Okay I'll buy that capacitor. I cannot go for a kit now because I already bought other components and I cannot afford another kit now. Since this is a school project, I have very less budget to work with. That's why I preferred not to go with a kit as they are costlier than building from scratch.
I agree that two of the pins might be connected together. You can determine that using any little circuit, like an led and try connecting one side of the battery through any two connections on the capacitor.
That circuit is the simplest, worst quality FM radio that I have ever seen and it is missing most parts that are in a real FM radio.
I think a radio kit will be the best for you to learn how to solder its parts to a circuit board that has a correct layout. It will have the correct parts and will have a good design of a real FM radio circuit that works well.
if you can't get a meter, you can still get a primitive continuity tester. Get a 12V battery and a wire and short the negative and positive terminals together. It will make a spark when you try to connect the wire from one pole to the other. The spark tells you that the wire is conducting some current. This will also work with a 9V battery but the spark will be really small. Or with a li-ion battery but the spark will be really BIG so you must use a REALLY small wire.
So now if you have a 3-terminal cap, then you use the same method to see if two of the terminals are connected together. They will pass current from one to the other. It won't damage the cap.
But if the 3rd lead is just an anchor lead and is not connected to either side of the cap, then you have a problem.

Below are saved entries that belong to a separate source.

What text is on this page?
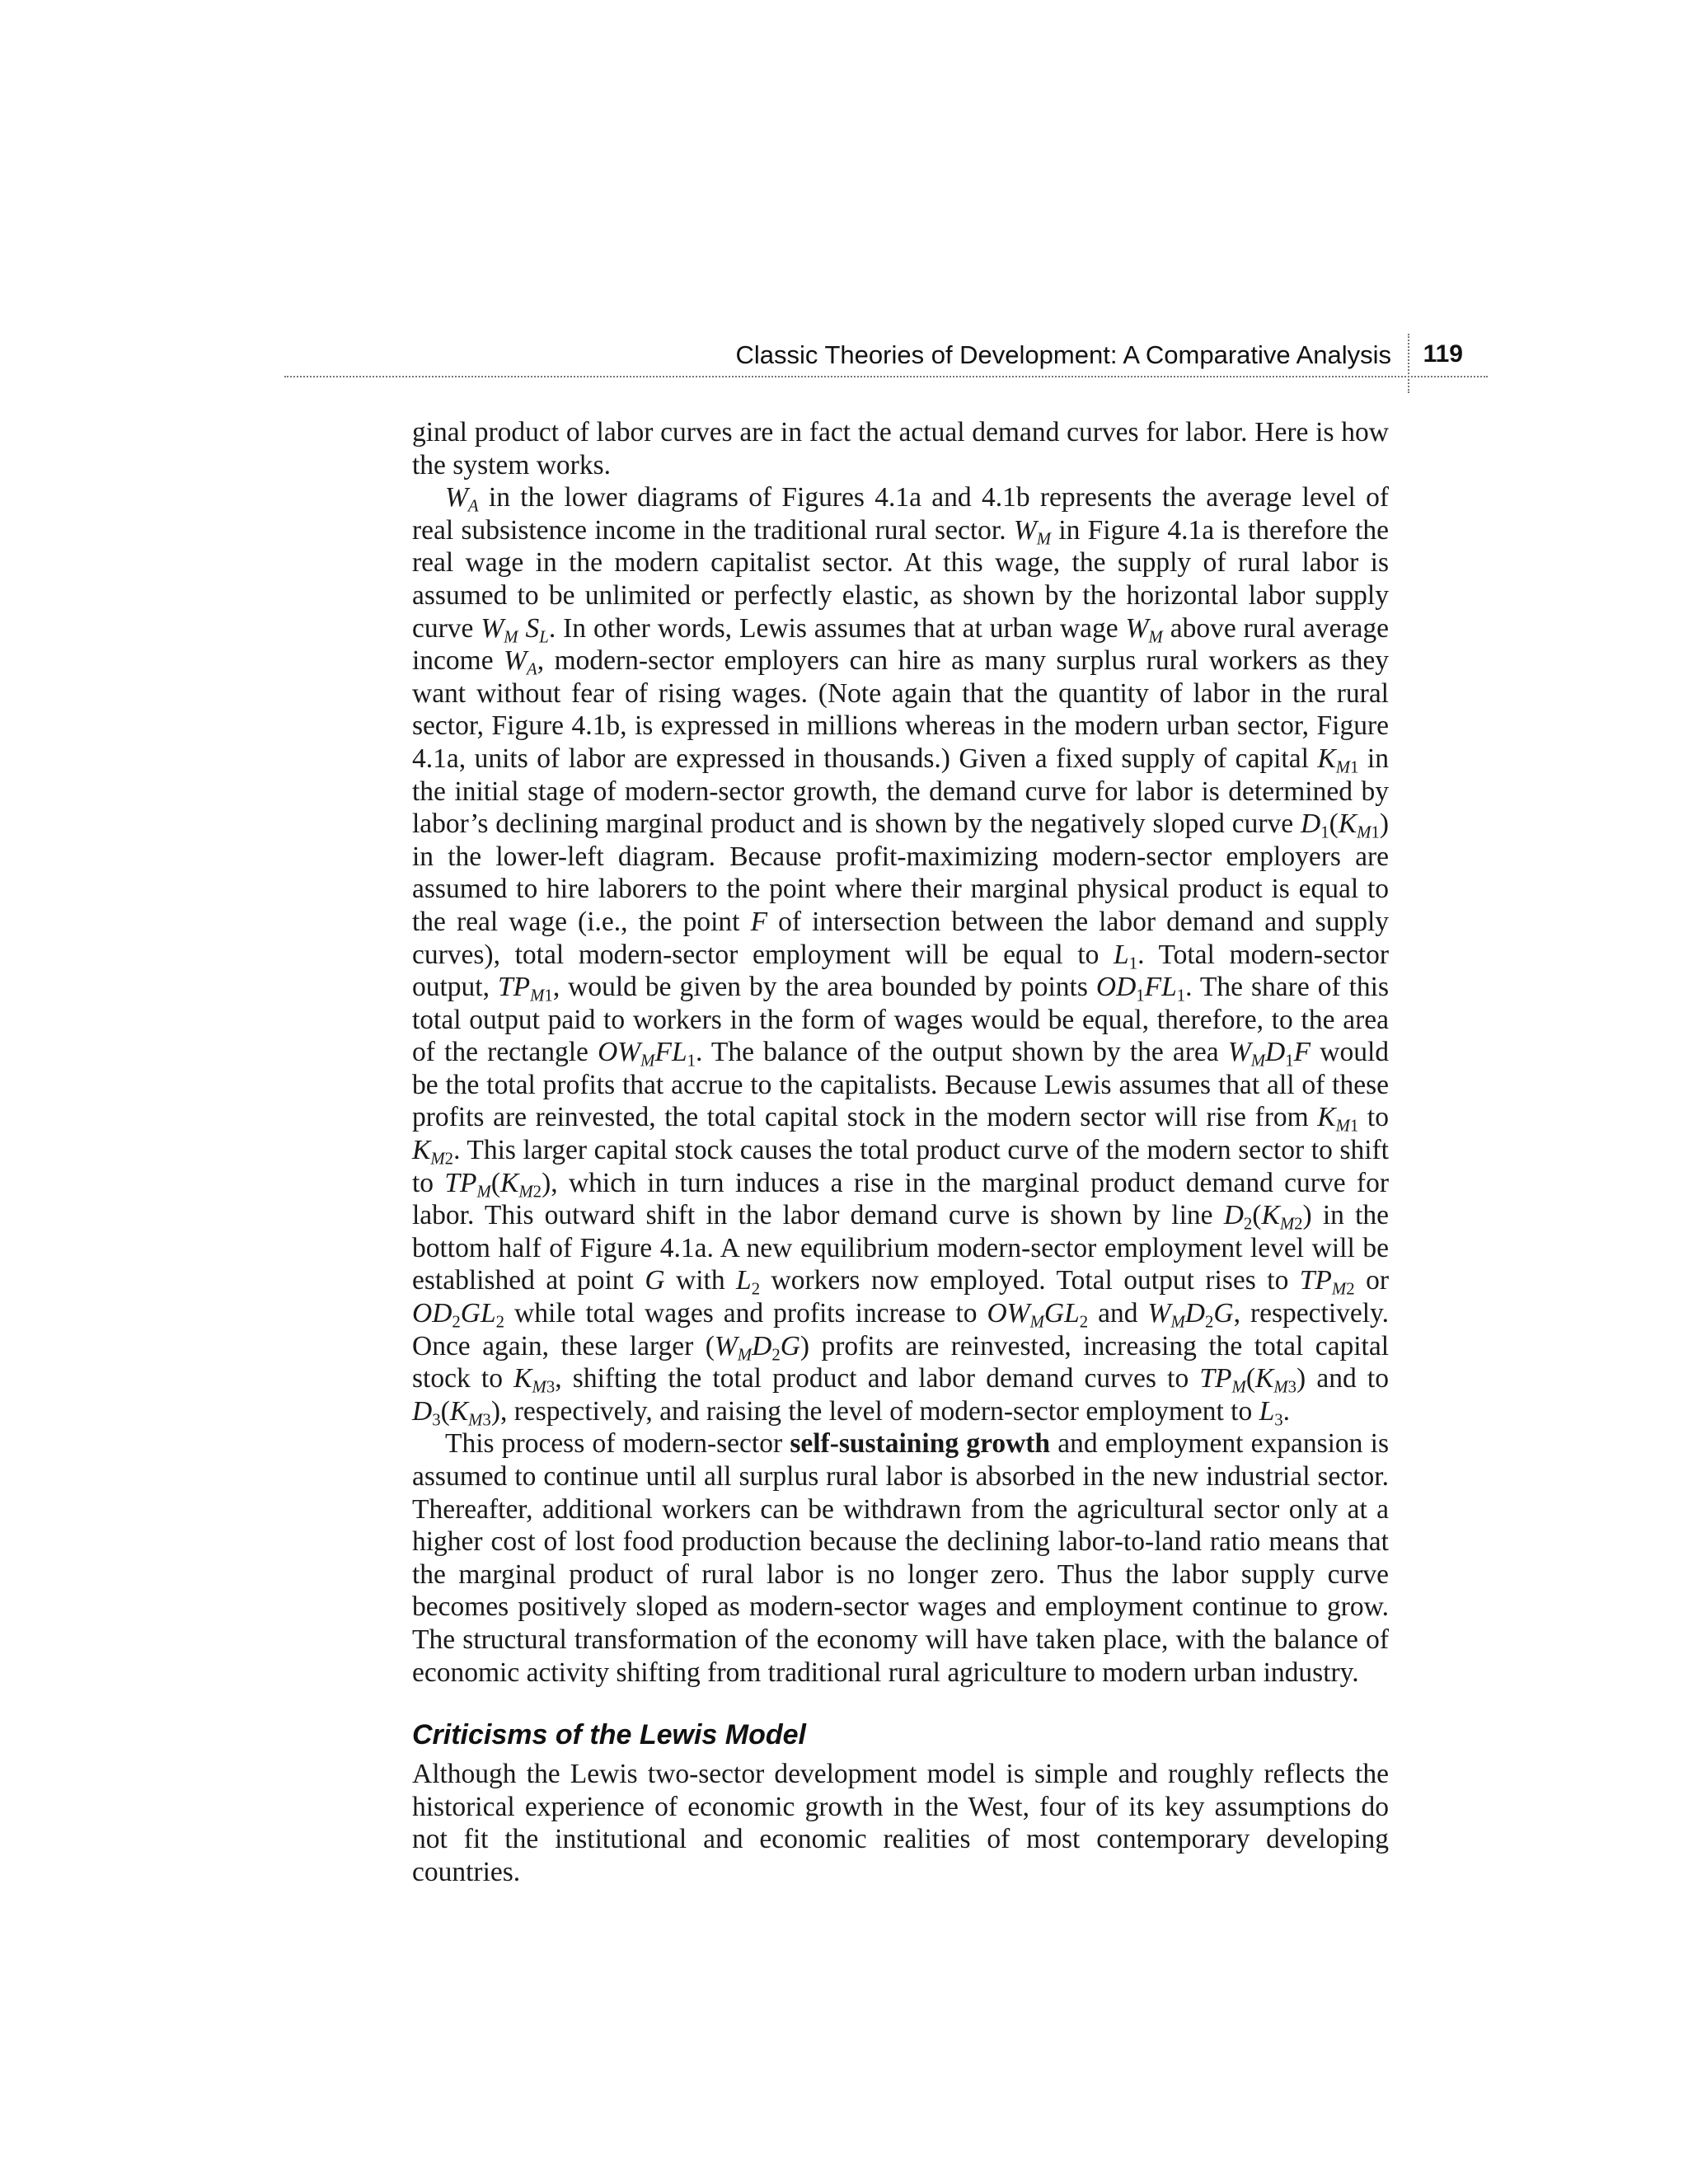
Classic Theories of Development: A Comparative Analysis 119

ginal product of labor curves are in fact the actual demand curves for labor. Here is how the system works.

$W_A$ in the lower diagrams of Figures 4.1a and 4.1b represents the average level of real subsistence income in the traditional rural sector. $W_M$ in Figure 4.1a is therefore the real wage in the modern capitalist sector. At this wage, the supply of rural labor is assumed to be unlimited or perfectly elastic, as shown by the horizontal labor supply curve $W_M$ $S_L$. In other words, Lewis assumes that at urban wage $W_M$ above rural average income $W_A$, modern-sector employers can hire as many surplus rural workers as they want without fear of rising wages. (Note again that the quantity of labor in the rural sector, Figure 4.1b, is expressed in millions whereas in the modern urban sector, Figure 4.1a, units of labor are expressed in thousands.) Given a fixed supply of capital $K_{M1}$ in the initial stage of modern-sector growth, the demand curve for labor is determined by labor’s declining marginal product and is shown by the negatively sloped curve $D_1(K_{M1})$ in the lower-left diagram. Because profit-maximizing modern-sector employers are assumed to hire laborers to the point where their marginal physical product is equal to the real wage (i.e., the point F of intersection between the labor demand and supply curves), total modern-sector employment will be equal to $L_1$. Total modern-sector output, $TP_{M1}$, would be given by the area bounded by points $OD_1FL_1$. The share of this total output paid to workers in the form of wages would be equal, therefore, to the area of the rectangle $OW_MFL_1$. The balance of the output shown by the area $W_MD_1F$ would be the total profits that accrue to the capitalists. Because Lewis assumes that all of these profits are reinvested, the total capital stock in the modern sector will rise from $K_{M1}$ to $K_{M2}$. This larger capital stock causes the total product curve of the modern sector to shift to $TP_M(K_{M2})$, which in turn induces a rise in the marginal product demand curve for labor. This outward shift in the labor demand curve is shown by line $D_2(K_{M2})$ in the bottom half of Figure 4.1a. A new equilibrium modern-sector employment level will be established at point G with $L_2$ workers now employed. Total output rises to $TP_{M2}$ or $OD_2GL_2$ while total wages and profits increase to $OW_MGL_2$ and $W_MD_2G$, respectively. Once again, these larger $(W_MD_2G)$ profits are reinvested, increasing the total capital stock to $K_{M3}$, shifting the total product and labor demand curves to $TP_M(K_{M3})$ and to $D_3(K_{M3})$, respectively, and raising the level of modern-sector employment to $L_3$.

This process of modern-sector self-sustaining growth and employment expansion is assumed to continue until all surplus rural labor is absorbed in the new industrial sector. Thereafter, additional workers can be withdrawn from the agricultural sector only at a higher cost of lost food production because the declining labor-to-land ratio means that the marginal product of rural labor is no longer zero. Thus the labor supply curve becomes positively sloped as modern-sector wages and employment continue to grow. The structural transformation of the economy will have taken place, with the balance of economic activity shifting from traditional rural agriculture to modern urban industry.

Criticisms of the Lewis Model

Although the Lewis two-sector development model is simple and roughly reflects the historical experience of economic growth in the West, four of its key assumptions do not fit the institutional and economic realities of most contemporary developing countries.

of course you could also look for the data sheet for the cap in question. if you know the make of the part.
Finally completed the project guys. Thanks a lot for your help. It works but very very mildly. That'd be enough for my project. Without your assistance I couldn't have done it. It costed 300 rupees which translates to 4 dollars approx so it's really coat effective which was my motto from the beginning. Now I've to figure out how all the parts work together to make this radio work. Any help would be really appreciated. Thanks again guys.
The reason for the two pins connected together and to the adjuster of your variable capacitor is to ground the adjuster - those two pins should be the ground connections - this prevent the tool you are using to turn the vanes affecting the capacitance.
Also foil wound fixed capacitors often have a line around one end which signifies which lead is connected to the very outside bit of foil so that you can join this end to ground so as to act as a screen around the inside foil.
If you want to make your radio louder (but not more sensitive!) you can increase the audio gain a bit. You'll need a 1.2kohm resistor and a 10uF electrolytic capacitor, join them in series and the join them from pin1 to pin 8 of the LM386. More info here...
Well done in getting your project to work - you can proud of it! I remember the very first transistor radio I built back in the 1950's - a three transistor reflexed broadcast band kitset radio in a smart plastic case - that radio went with me everywhere! Other kids of my age thought I was a genius!
You said "That's why I preferred not to go with a kit as they are costlier than building from scratch." Sometimes this is not true if the kit maker puts together a lot of kits - bulk buying makes things cheaper and you may get a printed circuit board or a cabinet to put it in for a cheaper price than you can but the individual components.